Sam, I might bring you in actually, because I just want to get your sense of the currency. Obviously post a deal we still have the same currency but we don’t have the connectivity to the EU in the same way. So you think, just more fundamentally, that there will be more volatility in sterling in the new world as opposed to the old world? Even though it’s still the same currency it doesn’t have that kind of connection to the economic group. Shouldn’t we expect more volatility, and what do you think the drivers of sterling might be before we focus more on specific sterling in other questions.
SAMUEL ZIEF:
Absolutely, yeah. Thanks for having me. I think you’re absolutely right. I mean I think what we’re going to see in the currency is more similar to what we’ve been seeing over the last few months.
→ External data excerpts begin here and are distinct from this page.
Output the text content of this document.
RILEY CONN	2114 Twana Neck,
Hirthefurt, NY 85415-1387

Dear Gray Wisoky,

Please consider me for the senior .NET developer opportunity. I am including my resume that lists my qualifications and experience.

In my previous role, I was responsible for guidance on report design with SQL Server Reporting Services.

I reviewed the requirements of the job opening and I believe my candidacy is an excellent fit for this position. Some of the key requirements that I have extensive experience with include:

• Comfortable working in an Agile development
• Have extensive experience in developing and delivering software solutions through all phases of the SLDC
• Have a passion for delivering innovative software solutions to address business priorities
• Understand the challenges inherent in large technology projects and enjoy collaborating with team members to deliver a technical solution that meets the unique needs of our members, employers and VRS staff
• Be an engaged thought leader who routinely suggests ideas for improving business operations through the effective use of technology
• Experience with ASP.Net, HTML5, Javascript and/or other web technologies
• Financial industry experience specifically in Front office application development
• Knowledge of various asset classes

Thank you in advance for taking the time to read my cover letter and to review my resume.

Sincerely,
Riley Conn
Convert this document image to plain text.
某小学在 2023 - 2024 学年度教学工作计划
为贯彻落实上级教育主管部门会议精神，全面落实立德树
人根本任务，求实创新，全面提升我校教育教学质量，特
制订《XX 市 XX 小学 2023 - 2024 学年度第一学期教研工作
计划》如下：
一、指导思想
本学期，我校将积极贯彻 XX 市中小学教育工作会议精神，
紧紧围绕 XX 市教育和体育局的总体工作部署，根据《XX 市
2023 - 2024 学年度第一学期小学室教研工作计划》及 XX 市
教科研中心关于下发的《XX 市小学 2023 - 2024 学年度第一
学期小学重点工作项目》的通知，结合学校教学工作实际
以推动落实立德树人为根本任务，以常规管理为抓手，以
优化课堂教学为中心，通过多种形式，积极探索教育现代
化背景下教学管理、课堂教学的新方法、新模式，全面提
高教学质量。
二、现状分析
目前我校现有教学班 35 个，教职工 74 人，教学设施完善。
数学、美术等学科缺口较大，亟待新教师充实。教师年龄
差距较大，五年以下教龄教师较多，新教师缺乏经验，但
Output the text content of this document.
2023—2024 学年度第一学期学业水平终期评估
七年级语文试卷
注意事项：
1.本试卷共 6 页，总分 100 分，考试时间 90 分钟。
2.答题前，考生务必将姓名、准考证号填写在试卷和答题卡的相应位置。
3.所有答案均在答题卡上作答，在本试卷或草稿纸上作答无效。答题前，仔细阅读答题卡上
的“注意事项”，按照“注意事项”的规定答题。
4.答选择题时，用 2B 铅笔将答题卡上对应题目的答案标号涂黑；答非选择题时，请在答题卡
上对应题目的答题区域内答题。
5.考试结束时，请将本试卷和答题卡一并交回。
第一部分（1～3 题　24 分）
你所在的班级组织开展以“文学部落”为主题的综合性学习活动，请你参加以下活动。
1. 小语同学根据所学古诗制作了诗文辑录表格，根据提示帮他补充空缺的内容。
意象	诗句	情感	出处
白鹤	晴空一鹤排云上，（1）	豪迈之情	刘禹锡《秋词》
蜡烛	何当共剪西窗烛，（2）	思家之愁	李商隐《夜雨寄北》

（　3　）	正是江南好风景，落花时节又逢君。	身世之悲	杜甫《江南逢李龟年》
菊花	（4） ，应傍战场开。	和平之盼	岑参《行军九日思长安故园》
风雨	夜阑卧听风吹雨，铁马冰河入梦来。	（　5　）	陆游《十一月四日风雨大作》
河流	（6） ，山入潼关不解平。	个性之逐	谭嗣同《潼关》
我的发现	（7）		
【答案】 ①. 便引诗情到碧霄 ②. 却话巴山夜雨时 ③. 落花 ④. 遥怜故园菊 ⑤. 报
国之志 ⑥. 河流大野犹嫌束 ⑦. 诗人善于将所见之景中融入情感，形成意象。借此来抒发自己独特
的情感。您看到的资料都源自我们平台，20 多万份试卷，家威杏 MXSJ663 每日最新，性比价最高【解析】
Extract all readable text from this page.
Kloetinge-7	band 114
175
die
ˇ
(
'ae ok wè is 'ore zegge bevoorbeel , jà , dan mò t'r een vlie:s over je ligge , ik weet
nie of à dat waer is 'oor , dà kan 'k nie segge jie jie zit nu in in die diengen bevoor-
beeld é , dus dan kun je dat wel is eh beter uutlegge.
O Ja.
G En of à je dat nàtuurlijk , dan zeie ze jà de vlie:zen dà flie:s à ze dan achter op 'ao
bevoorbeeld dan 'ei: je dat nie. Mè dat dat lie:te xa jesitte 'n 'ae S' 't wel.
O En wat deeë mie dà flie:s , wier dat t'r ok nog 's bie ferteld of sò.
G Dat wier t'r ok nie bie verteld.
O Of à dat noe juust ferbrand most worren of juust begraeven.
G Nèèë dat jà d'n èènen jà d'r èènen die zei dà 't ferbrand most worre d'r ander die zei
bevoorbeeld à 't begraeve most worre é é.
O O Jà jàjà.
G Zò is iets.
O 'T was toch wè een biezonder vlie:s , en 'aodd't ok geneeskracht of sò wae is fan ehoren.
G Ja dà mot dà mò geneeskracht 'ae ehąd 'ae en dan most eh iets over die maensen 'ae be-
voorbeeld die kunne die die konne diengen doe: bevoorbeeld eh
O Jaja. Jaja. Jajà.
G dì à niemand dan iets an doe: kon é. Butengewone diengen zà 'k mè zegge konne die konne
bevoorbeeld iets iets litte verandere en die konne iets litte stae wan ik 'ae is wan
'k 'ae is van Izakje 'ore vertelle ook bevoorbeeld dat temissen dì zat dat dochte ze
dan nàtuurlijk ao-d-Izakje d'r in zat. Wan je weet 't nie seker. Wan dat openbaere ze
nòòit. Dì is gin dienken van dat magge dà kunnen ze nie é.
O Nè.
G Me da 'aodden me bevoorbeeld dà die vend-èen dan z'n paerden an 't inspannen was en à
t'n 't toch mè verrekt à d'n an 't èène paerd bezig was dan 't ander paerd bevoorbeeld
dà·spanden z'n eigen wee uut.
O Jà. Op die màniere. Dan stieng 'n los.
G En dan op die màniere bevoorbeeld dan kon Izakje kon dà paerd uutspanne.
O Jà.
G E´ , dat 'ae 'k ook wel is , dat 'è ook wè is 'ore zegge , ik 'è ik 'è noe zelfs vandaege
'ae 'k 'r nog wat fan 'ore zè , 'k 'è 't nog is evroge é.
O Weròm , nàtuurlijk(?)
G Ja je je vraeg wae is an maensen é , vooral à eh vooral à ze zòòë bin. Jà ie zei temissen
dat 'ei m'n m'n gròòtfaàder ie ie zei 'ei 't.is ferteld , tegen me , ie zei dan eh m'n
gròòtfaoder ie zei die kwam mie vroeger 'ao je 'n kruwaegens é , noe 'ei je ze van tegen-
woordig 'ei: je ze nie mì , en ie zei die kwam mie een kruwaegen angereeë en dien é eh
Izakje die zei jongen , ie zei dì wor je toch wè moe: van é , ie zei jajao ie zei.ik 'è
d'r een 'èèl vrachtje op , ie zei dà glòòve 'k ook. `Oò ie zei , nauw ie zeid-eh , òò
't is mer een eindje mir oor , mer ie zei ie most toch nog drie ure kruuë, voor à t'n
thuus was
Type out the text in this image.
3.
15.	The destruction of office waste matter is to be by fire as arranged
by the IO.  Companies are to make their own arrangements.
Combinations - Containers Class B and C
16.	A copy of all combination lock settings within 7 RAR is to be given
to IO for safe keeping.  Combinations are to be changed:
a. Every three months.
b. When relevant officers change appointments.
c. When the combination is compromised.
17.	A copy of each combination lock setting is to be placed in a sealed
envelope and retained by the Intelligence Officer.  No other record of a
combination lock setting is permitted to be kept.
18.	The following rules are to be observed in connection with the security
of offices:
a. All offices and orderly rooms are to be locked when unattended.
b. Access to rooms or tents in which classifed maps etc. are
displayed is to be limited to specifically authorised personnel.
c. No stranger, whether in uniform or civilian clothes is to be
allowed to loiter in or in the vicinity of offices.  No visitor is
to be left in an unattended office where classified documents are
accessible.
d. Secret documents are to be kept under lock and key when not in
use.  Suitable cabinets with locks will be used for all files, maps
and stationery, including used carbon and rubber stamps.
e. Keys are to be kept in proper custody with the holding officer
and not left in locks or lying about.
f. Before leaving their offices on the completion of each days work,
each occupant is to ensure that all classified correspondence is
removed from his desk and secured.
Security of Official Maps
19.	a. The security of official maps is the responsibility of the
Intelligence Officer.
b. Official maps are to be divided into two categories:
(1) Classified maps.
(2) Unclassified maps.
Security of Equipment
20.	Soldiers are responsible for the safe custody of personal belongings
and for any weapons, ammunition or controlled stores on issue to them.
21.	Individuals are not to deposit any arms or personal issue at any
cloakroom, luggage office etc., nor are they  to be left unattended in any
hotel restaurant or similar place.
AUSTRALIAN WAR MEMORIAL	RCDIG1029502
And what we’ve seen is even though sterling is mostly thought of as one of the major reserve currencies of the world, what we’ve seen is compared to euro, Swiss franc, yen, the dollar, right, really the fundamental reserve currencies, sterling has traded like a high beta currency, right. It’s traded more like the Australian dollar. I’m not going to compare the UK to emerging markets, but the currency has traded, right, with that similar kind of a high beta. And so I do think you’re kind of looking at this global sterling where it’s not going to be anchored by the same necessarily flow driven factors, the central banks, how much they’re allocating into sterling or not. You’re really going to be trading with risk sentiment. And so I do think we’re going to structurally see a higher correlation between global equities and sterling, which is what we’re seeing now. So I think we should get ready for this new normal. Even if a deal is struck and sterling can appreciate I think the volatility with global equities and the connectivity to that is going to be much more substantial.
OMAR BUTT:
David, maybe on global equity and positioning of clients, pension funds, wealth funds, is there a sense that people are underweighting the UK. It’s not easy to get the data, but what’s your perspective on that?
DAVID STUBBS:
Yes, I think there’s a clear sense that global asset allocators are under way in the UK. There is some data on flows and we see very clearly a multi-year move away in both equity and fixed income from UK assets from investors in general. I think that the starting point of that was not particularly strong, so I think you could absolutely conclude the UK now is a structural underweighting for some investors. Now there’s a lot of different factors that have played into that. Firstly, the UK has been through certainly a decade or more where an awful lot that could go wrong did go wrong. The UK’s obviously very focused on financial services and you had a financial crisis in 2008/9. The equity market is very sensitive to commodities. Mining as emerging market exposure. We’ve seen a very pronounced and continuous move downwards in commodity prices and, indeed, that whole commodity and mining complex in the last couple of years. And then, of course, you had the Brexit referendum which even if it turns out to be a good thing for the UK did inject uncertainty into the UK situation and put off some direct investment and some portfolio investment into stocks and bonds. So absolutely right now that’s the case. Also let’s remember that especially investors in the US they don’t think too much about UK versus France or whatever, they think about European assets as a whole and we’ve seen a move away from European assets, equities and fixed income and the currency as well in the last few years as well. So the UK was also caught up in that. So any way you play it, certainly global investors probably underrate the UK right now. Obviously, the opposite is the case, as we know for UK investors like most people they have a home bias, most people in the UK still have a very significant exposure to the domestic economy and markets.
ANTHONY COLLARD:
Do you think there’s some perception, especially as you say with US investors or global investors that Europe is Europe and UK is part of it? Do you think that there’ll be a dislocation of that? Do you think people will look at the UK separately, that that correlation starts to break down and if that’s case – what is that environment where the UK outperform look like?
DAVID STUBBS:
I think it’s very interesting. In private markets and when looking for like foreign direct investment to base a factory or to take exposure as part of widening your own company, I think there is that granularity. What drives the kind of overall European flows out of America is the fact that simply the major and largest and most liquid funds are overall European funds. So to a certain extent in public liquid markets we’re going to be stuck with the situation where Americans either buy Europe or they sell Europe going forward. And indeed, many of them do wrap Europe into the wider international development market bucket and buy and sell that. However, there’s plenty of investment within Europe and from Europe that absolutely distinguishes at a very granular level between countries, sectors, size of the company as well. And we know that funds will flow towards the UK in an environment that will help our equity markets. So what is that environment?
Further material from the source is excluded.